Quizá por ello excrementun comparta la misma raíz que la palabra «secreto», secretum. Asimismo, se emparenta con secemere, de donde viene secretar, secretaria. Si aplicamos el sufijo dis, vamos a tener discernir, discreto, discreción. Siempre en la línea de algo que se traspasa, filtra, criba, suda o selecciona. Podemos entonces empezar a vislumbrar la idea de discriminación, separación y orden como sustrato de aquello que hace posible que tenga sentido el «reciclado».

¿Será por ello que todo lo sucio –lo no pulcro– debe permanecer oculto, misterioso y, sobre todo, marginado? ¿Será posible permitirnos, como sociedad, mirar de frente a los «sucios» aborígenes, a los «malolientes» recicladores, a los «hediondos» niños de la calle, a los «fétidos» sin tierras, etc., sin que afloren en nuestras cabezas las ideas de «pulcritud», «decoro» y «misterio»?

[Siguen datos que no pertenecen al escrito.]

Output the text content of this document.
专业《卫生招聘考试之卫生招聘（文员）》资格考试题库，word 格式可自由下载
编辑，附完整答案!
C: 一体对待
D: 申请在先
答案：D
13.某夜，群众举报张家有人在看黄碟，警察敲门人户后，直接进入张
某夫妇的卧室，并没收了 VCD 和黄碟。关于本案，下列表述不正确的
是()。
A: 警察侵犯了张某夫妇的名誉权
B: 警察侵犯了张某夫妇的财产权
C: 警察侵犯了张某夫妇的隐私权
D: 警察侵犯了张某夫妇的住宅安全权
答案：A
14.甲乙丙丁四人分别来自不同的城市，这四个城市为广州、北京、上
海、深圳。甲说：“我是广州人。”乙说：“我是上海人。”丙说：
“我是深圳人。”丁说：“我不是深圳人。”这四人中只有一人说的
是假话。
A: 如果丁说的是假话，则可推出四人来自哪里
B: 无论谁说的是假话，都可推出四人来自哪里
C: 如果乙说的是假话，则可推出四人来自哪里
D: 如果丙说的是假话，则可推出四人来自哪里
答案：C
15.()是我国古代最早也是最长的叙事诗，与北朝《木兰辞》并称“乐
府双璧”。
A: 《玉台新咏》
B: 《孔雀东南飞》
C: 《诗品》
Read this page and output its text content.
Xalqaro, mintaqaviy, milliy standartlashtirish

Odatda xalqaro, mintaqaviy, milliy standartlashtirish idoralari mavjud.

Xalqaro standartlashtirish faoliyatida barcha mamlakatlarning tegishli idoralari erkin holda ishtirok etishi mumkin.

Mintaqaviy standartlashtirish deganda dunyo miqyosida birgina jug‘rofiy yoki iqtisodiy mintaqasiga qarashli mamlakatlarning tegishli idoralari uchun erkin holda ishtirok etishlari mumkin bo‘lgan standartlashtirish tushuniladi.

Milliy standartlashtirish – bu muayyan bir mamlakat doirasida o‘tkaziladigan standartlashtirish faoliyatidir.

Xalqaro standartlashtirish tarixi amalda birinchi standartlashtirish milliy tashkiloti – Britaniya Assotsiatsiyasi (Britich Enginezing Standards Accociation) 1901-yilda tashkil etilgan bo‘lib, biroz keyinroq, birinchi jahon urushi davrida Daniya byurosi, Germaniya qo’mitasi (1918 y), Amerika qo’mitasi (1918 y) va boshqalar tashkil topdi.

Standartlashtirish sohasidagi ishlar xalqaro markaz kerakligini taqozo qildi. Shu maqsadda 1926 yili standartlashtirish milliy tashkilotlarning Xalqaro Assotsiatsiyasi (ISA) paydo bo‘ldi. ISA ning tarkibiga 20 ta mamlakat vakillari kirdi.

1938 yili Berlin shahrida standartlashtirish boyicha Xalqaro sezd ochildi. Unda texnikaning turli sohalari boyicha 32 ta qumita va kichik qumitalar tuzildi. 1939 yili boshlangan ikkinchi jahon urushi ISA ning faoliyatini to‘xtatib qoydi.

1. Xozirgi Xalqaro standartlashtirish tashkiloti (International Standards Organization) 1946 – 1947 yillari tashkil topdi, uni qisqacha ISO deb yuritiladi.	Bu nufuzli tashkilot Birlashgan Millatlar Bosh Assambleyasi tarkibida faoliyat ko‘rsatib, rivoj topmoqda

No debemos temer para suponer escenarios alternativos. Conjeturar esperanzas es tarea de ciudadanos y ciudadanas que se adueñan de su destino como cuerpo individual y político colectivo. La imaginación nunca es consecuencia de una estéril contemplación, ella porta una imagen que prepara una realidad posible. No debemos condenar la utopía, sino que, por el contrario, debemos esforzarnos por captar su extraordinaria fuerza de resistencia y recuperar el derecho al ejercicio de nuestra propia imaginación, que nos permita incluso adaptar los contenidos imaginativos impuestos a los reclamos de nuestros contextos distintos. Un pueblo que se readueñe de su imaginación y que recupere su derecho a soñar sus propios sueños y a trabajar para realizarlos, podrá ser un pueblo libre (Cerutti).